For this reason the relatively even gender split of authors and illustrators in the analysis should not be taken as showing that the range of picture books reviewed will appeal equally to both sexes. As a male author, I’ve learnt to write for a market that is dominated by female gatekeepers. Even picture books about pirates, dinosaurs, aliens or vehicles that might be characterised as having boy-typical appeal, partially reflect the tastes of the mother or grandmother that will usually be purchasing them. As a consequence, elements such as combat, technology, peril and villainy are often toned down or omitted altogether. A lot of content that’s commonly found in children’s TV, films and video games watched or played by 4-6 year olds is often deemed unappealing or inappropriate for picture books. This rejected content appeals to children of both sexes but it’s particularly appealing to boys and I think this is one reason many boys reject books in favour of these other media. I still love writing picture books and feel privileged to be able to make a living doing it – I just wish that the stories I’m able to get published could respond to boy-typical tastes as uncompromisingly as they do to girl-typical tastes. And it’s not just boys that are missing out; there are plenty of girls with boy-typical tastes who would enjoy reading these stories too.
Studies have shown that male protagonists outnumber female protagonists in picture books by a ratio of 2:1 and this is clearly an issue that needs addressing. This imbalance could be taken as demonstrating a pro-male bias across the picture book industry as a whole, similar to the pro-male bias evident in the male-dominated Hollywood film industry. However anyone familiar with the demographics of the UK picture book industry ought to appreciate that the situation is more complex than that. It’s overwhelmingly female publishers that are choosing to publish more books with male protagonists and overwhelmingly female picture book buyers that are choosing to purchase them.

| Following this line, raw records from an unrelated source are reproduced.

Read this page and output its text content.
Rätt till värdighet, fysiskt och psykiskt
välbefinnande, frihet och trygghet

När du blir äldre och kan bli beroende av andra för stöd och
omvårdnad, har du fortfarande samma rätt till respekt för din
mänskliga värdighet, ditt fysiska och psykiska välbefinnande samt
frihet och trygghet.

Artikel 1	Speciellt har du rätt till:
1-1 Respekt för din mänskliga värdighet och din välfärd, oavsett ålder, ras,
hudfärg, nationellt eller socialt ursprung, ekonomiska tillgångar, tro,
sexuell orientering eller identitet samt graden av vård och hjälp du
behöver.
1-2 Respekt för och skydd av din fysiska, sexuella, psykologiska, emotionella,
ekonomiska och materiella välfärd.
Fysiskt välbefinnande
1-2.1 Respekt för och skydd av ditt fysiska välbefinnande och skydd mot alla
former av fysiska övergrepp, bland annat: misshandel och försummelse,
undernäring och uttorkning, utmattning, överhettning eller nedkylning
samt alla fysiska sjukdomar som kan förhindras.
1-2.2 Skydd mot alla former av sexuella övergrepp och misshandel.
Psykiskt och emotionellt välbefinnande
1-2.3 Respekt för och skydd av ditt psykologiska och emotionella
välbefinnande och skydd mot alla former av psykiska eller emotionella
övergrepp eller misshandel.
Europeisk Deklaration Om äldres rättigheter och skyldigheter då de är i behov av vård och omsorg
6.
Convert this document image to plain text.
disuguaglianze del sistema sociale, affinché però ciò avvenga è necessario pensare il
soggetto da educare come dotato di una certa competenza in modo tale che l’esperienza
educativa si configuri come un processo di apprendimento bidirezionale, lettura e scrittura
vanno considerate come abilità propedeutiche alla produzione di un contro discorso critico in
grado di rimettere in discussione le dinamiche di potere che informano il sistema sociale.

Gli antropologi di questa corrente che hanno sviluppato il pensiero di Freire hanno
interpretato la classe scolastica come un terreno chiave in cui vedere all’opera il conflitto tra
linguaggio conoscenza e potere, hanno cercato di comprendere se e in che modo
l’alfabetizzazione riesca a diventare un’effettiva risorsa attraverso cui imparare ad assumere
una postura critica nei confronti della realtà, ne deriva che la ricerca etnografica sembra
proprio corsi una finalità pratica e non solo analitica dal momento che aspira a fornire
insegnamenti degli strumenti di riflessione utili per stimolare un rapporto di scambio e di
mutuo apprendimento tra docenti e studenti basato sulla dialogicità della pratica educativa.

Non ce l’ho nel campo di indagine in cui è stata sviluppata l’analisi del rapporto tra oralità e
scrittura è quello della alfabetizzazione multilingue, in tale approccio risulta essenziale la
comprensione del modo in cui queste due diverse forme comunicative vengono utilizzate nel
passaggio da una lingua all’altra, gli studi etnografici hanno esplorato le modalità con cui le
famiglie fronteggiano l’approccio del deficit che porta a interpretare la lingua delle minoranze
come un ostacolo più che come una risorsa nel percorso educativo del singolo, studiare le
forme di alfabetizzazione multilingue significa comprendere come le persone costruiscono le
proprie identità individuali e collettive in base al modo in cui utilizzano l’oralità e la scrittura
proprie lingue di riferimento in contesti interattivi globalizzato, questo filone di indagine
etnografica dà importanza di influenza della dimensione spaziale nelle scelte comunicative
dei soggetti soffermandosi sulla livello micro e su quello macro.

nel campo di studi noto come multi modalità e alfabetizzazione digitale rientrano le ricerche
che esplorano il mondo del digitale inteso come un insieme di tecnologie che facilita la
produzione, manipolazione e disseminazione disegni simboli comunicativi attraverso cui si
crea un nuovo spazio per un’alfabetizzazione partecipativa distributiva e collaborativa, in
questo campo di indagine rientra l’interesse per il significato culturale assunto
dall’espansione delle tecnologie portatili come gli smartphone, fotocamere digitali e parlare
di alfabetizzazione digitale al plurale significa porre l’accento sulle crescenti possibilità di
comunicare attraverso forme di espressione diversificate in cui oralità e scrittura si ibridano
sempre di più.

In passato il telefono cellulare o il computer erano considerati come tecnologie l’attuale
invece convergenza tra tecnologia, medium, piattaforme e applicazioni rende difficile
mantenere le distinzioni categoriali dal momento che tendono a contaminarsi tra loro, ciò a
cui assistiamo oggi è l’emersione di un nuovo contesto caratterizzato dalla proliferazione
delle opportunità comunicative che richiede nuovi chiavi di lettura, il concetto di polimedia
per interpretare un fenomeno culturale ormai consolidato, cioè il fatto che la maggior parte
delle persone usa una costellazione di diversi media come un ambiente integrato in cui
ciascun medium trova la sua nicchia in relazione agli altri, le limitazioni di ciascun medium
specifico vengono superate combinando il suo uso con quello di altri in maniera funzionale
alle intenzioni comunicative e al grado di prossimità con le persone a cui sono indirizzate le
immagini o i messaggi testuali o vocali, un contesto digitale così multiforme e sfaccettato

Gender balancing children’s book reviewing would not require existing women reviewers being replaced by men. The most appropriate way for books editors to even out the numbers is to supplement their existing children’s team with additional reviewers. On her final day as Children’s Laureate in 2013, Julia Donaldson highlighted the fact that while children’s books account for a quarter of all UK book sales, less than a fortieth of the review space in UK newspapers is dedicated to them and contrasted this situation with Germany and the US where children’s literature is given far more attention. We excel at writing and illustrating children’s books in this country, so let’s get a few more men in to bolster the ranks of children’s reviewers and help highlight what’s best in children’s literature. And let’s start giving the best of our children’s non-fiction books the attention they deserve as well.